Eighty years after Spanish poet Federico García Lorca turned his experience of New York into poetic form, Nathalie Handal inverts his journey—she leaves New York to spend some time in Andalucía, Spain. The result, Poet in Andalucía, is a rich collection made up of layers of language, culture, public and personal history.
At first glance, Handal’s poems look familiar; with their free verse, short lines, and tidy strophes they could belong to Mary Oliver. Written in English with the influence of Spanish and Arabic, they feel pleasantly foreign—like poems in translation. Furthermore, this collection proves that poems can be historical documents, as the pages are filled with the names of actual people, places, and things. The references can seem overwhelming, but a twenty-page addendum elucidates the intricacies of Arabic and Spanish words and decodes the many references to specific places and historical figures.

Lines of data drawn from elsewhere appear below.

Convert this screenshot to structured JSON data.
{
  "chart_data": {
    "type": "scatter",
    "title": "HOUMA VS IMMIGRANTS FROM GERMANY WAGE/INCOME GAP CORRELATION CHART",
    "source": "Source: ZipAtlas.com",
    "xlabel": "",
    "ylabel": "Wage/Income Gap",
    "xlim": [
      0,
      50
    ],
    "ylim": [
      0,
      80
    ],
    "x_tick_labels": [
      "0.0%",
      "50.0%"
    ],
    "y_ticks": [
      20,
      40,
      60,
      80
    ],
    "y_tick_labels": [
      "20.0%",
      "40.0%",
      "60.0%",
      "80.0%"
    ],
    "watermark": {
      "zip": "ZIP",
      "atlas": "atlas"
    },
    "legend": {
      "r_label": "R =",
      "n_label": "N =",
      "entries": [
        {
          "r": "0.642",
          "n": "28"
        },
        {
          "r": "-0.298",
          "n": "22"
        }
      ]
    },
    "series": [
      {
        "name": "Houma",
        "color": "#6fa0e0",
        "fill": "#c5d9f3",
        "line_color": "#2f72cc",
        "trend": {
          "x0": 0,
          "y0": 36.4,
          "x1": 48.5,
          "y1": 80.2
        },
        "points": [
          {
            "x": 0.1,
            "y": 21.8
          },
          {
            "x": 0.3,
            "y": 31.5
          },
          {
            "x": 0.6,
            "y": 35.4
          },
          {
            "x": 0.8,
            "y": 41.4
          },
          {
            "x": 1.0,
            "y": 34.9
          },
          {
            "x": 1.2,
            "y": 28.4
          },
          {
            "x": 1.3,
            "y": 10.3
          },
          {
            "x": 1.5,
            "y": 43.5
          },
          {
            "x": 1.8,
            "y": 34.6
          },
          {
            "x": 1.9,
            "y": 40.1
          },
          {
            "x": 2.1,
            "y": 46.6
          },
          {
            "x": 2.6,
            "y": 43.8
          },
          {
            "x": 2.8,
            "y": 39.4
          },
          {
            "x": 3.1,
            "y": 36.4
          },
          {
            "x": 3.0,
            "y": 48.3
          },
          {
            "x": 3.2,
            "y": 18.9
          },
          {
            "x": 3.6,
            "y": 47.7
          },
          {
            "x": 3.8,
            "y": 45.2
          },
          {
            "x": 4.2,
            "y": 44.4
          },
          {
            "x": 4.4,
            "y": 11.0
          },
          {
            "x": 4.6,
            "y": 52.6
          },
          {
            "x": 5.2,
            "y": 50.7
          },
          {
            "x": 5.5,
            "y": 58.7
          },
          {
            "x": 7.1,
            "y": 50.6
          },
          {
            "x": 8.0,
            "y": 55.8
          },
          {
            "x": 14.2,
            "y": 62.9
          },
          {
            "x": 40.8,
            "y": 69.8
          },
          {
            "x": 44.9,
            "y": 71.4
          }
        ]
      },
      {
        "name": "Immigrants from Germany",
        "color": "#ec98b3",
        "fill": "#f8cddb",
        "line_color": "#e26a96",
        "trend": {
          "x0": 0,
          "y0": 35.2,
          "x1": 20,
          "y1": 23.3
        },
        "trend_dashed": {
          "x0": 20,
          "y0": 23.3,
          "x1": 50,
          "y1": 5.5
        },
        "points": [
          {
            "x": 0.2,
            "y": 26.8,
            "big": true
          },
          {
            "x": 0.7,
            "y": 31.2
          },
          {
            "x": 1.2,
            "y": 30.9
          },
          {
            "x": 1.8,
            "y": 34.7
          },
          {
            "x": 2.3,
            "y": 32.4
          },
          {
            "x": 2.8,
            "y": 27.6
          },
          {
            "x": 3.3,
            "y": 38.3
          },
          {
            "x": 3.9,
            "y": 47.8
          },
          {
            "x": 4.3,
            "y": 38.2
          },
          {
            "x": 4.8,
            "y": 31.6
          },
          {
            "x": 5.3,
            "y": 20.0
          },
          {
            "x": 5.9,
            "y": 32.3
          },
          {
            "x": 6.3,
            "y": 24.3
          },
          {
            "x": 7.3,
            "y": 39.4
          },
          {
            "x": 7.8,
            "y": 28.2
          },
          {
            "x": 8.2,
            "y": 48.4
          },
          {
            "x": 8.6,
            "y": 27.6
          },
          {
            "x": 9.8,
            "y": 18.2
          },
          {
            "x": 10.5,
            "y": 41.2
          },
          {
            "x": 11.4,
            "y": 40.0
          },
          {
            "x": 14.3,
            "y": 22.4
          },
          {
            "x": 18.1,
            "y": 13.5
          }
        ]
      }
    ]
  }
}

Even the personal is historical for Handal, and the more personal poems in this collection stand out for their sparse honesty and direct connection with the contemporary reader. In “Alhandal y las Murallas de Córdoba,” Handal sees a woman looking at her reflection in a jug of water and concludes, “the past is what we are / looking for.” The enjambment of these lines results in two meanings: we are the past and the past is the thing we seek. Handal effectively conveys her displacement in a way that’s personal, yet encompasses the universal longing of displaced people everywhere.
While there is palpable longing in many of these poems, Handal also infuses her work with hope. “Gypsy with a Song” is complex in a way that’s unintimidating, and readers will recognize many of her references here: Duke Ellington, the Mississippi River, and the Dead Sea. These things and places that seem so divergent make up Handal’s life, making her “a gypsy.” She explains:
I’ve wandered the globe
especially the shadows
I’ve spent life with out a song—
. . .
my song is in every campfire
. . .
my song is here
along with some happiness
In addition to her ability to articulate the universal in a simple moment—a campfire, a jug of water—there’s a marvelous completeness in many of Handal’s poems. She doesn’t tie things up with neat little bows, yet the endings have force. Take “Ojalá,” the conclusion of which is startling in content, but confident in form:
his is trying
what God willing means,
or if that is what we say
to erase the fog on our tongue.
Poet in Andalucía will fascinate readers with its endless journeys through national, literary, and personal identity. It’s an intriguing work that takes a while to understand fully, yet one that can be enjoyed as an afternoon read. That duality—the mix of simple and complicated—helps make this collection a notable addition to contemporary poetry.